The London stadium, which was priced at $440 million in the original bid, now is projected to cost more than $1 billion with the changeover to a soccer stadium for West Ham United. And Tokyo’s new venue for 2020, budgeted for $1 billion and still to be built, now is priced at double that even with the installation of the retractable roof delayed until after the Games.
Boston’s temporary stadium would cost only $176 million and would be paid for by the Games organizing committee, which has pledged not to use taxpayer dollars for venues. “You’re not buying the stadium, you’re basically leasing the stadium,” said architect David Manfredi, who has been working closely with the bid partnership on potential venues. “If you look at the numbers of comparable facilities, albeit smaller, it makes our budget look very conservative.”
If the budget is a fraction of what host cities normally spend on a main stadium it’s because Boston 2024 will require that a master developer pay for everything else — buying the 83-acre site from a number of public and private landholders and paying their relocation costs and building an enormous platform and related infrastructure that would support the stadium.
In return for an estimated $1.2 billion investment, the yet-unnamed developer would have the right to build a new neighborhood (tentatively called Midtown) that would link the South End and South Boston.
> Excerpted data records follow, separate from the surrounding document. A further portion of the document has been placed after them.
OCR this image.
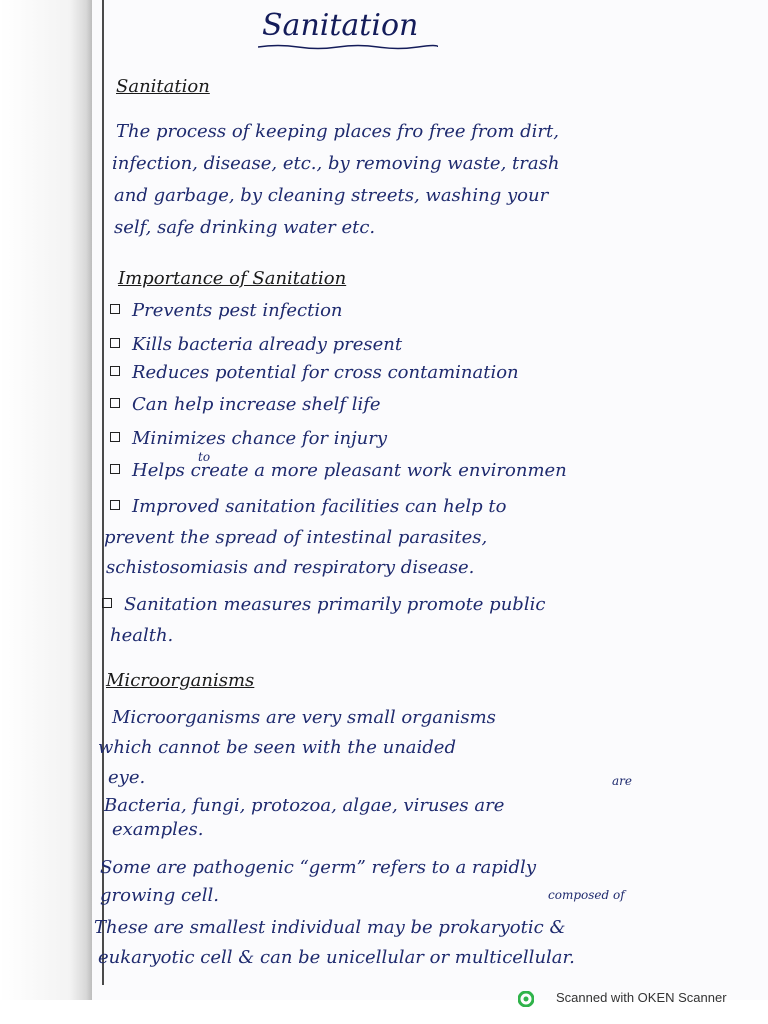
Sanitation
Sanitation
The process of keeping places fro free from dirt,
infection, disease, etc., by removing waste, trash
and garbage, by cleaning streets, washing your
self, safe drinking water etc.
Importance of Sanitation
Prevents pest infection
Kills bacteria already present
Reduces potential for cross contamination
Can help increase shelf life
Minimizes chance for injury
to
Helps create a more pleasant work environmen
Improved sanitation facilities can help to
prevent the spread of intestinal parasites,
schistosomiasis and respiratory disease.
Sanitation measures primarily promote public
health.
Microorganisms
Microorganisms are very small organisms
which cannot be seen with the unaided
eye.	are
Bacteria, fungi, protozoa, algae, viruses are
examples.
Some are pathogenic “germ” refers to a rapidly
growing cell.	composed of
These are smallest individual may be prokaryotic &
eukaryotic cell & can be unicellular or multicellular.
Scanned with OKEN Scanner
The expanse, a mixed-use blend of housing, retail, and open space, would encompass 18 city blocks and 8 million square feet and would come with generous tax breaks from the city that would be pegged at 85 percent for the first decade.
“The 2020 Agenda wants to see Olympics that leave cities better off from whence they came,” said Boston 2024 chairman Steve Pagliuca, “and this will leave Boston a lot better off and be very transformational for us.”
The reliance on a private investor not only to do the heaviest lifting for an Olympic stadium but also to be required to guarantee costs and completion is unprecedented and not without substantial and potentially expensive uncertainties. In its revised Bid 2.0 plan unveiled last week, the 2024 partnership acknowledged that the risks included “potential land owner holdouts, resulting in well-above-market asking prices, delays in selling and refusing to sell” as well as “problems with relocation sites, including identification, cost and timing.”
“If in fact this is a winning situation for Boston — meaning they’re going to generate more tax revenues and be able to have a stadium that is a centerpiece of the Olympics — that’s a good thing, not a bad thing,” said Blackmun.
That centerpiece, for the first time in Games history, would be ephemeral. Ever since the Greeks placed the first modern Olympic stadium on the site of the ancient Panathenaic Games and used it again for the 2004 Olympics, those structures have served as a showcase fixture for future generations. Rome’s Stadio Olimpico was begun by Mussolini as the cornerstone of the Foro Italico, renovated for the 1960 Games and twice since and would be utilized again should the Eternal City be selected for 2024.
But in the new cost-conscious era when cities are reluctant to spend a billion dollars on one edifice for 17 days of glory, what once was viewed as a legacy now is seen as a liability and the Lords of the Rings understand that. “I think legacy is looked at as a much broader term than bricks and mortar,” said Pound. “It can be community involvement, facilities, tourism, all kinds of measures.”